Uma mulher está desfrutando suas férias à beira-mar quando ela conhece uma jovem mãe hospedada nas proximidades. Sua obsessão pela desconhecida traz à tona velhas e dolorosas memórias.

Crítica

Leda quer apenas descansar. Em um merecido período de férias, a professora universitária aporta em uma paradisíaca praia na costa grega em busca de momentos de relaxamento, se entreter com seus livros e anotações, curtir banhos de mar e aproveitar jantares solitários, longe de tudo e de todos.

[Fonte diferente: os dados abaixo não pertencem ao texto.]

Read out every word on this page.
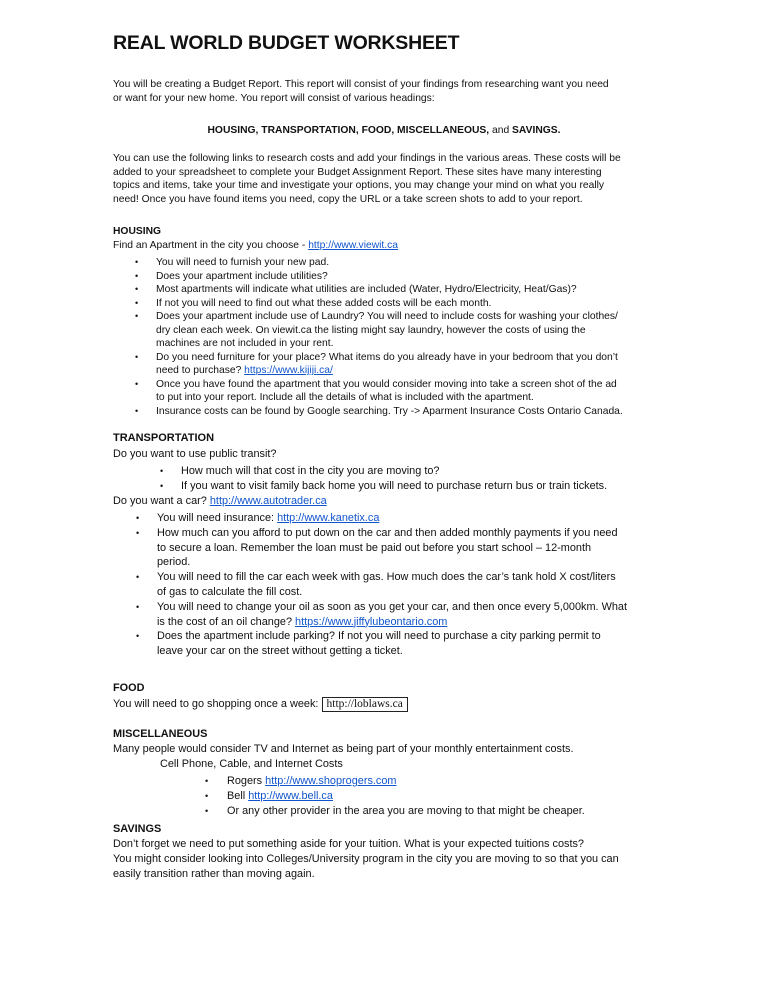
REAL WORLD BUDGET WORKSHEET
You will be creating a Budget Report. This report will consist of your findings from researching want you need
or want for your new home. You report will consist of various headings:
HOUSING, TRANSPORTATION, FOOD, MISCELLANEOUS, and SAVINGS.
You can use the following links to research costs and add your findings in the various areas. These costs will be
added to your spreadsheet to complete your Budget Assignment Report. These sites have many interesting
topics and items, take your time and investigate your options, you may change your mind on what you really
need! Once you have found items you need, copy the URL or a take screen shots to add to your report.
HOUSING
Find an Apartment in the city you choose - http://www.viewit.ca
• You will need to furnish your new pad.
• Does your apartment include utilities?
• Most apartments will indicate what utilities are included (Water, Hydro/Electricity, Heat/Gas)?
• If not you will need to find out what these added costs will be each month.
• Does your apartment include use of Laundry? You will need to include costs for washing your clothes/
dry clean each week. On viewit.ca the listing might say laundry, however the costs of using the
machines are not included in your rent.
• Do you need furniture for your place? What items do you already have in your bedroom that you don’t
need to purchase? https://www.kijiji.ca/
• Once you have found the apartment that you would consider moving into take a screen shot of the ad
to put into your report. Include all the details of what is included with the apartment.
• Insurance costs can be found by Google searching. Try -> Aparment Insurance Costs Ontario Canada.
TRANSPORTATION
Do you want to use public transit?
• How much will that cost in the city you are moving to?
• If you want to visit family back home you will need to purchase return bus or train tickets.
Do you want a car? http://www.autotrader.ca
• You will need insurance: http://www.kanetix.ca
• How much can you afford to put down on the car and then added monthly payments if you need
to secure a loan. Remember the loan must be paid out before you start school – 12-month
period.
• You will need to fill the car each week with gas. How much does the car’s tank hold X cost/liters
of gas to calculate the fill cost.
• You will need to change your oil as soon as you get your car, and then once every 5,000km. What
is the cost of an oil change? https://www.jiffylubeontario.com
• Does the apartment include parking? If not you will need to purchase a city parking permit to
leave your car on the street without getting a ticket.
FOOD
You will need to go shopping once a week: http://loblaws.ca
MISCELLANEOUS
Many people would consider TV and Internet as being part of your monthly entertainment costs.
Cell Phone, Cable, and Internet Costs
• Rogers http://www.shoprogers.com
• Bell http://www.bell.ca
• Or any other provider in the area you are moving to that might be cheaper.
SAVINGS
Don’t forget we need to put something aside for your tuition. What is your expected tuitions costs?
You might consider looking into Colleges/University program in the city you are moving to so that you can
easily transition rather than moving again.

Mas por mais que busque o isolamento e a desconexão, “nenhum homem é uma ilha”, como afirma o poeta John Donne. E aos poucos ela começa a se “contaminar” por aqueles ao seu redor: o zelador do apartamento que aluga, o rapaz do bar à beira mar, a família barulhenta que chega dias depois. Isso não irá apenas interromper esses instantes de paz. Há mais em jogo, e não custa ao espectador descobrir do que se trata. Se hoje essa mulher aparenta se bastar, há motivos para isso. Em A Filha Perdida, a diretora de primeira viagem Maggie Gyllenhaal propõe um mergulho ao íntimo feminino, discutindo com propriedade questões como casamento e fidelidade, maternidade e herança genética, profissão e vida familiar. O melhor, porém, é que exerce esse olhar a partir de um local de absoluta sensibilidade e assumidamente sensorial. Uma escolha muitas vezes arriscada, mas que aqui se mostra certeira.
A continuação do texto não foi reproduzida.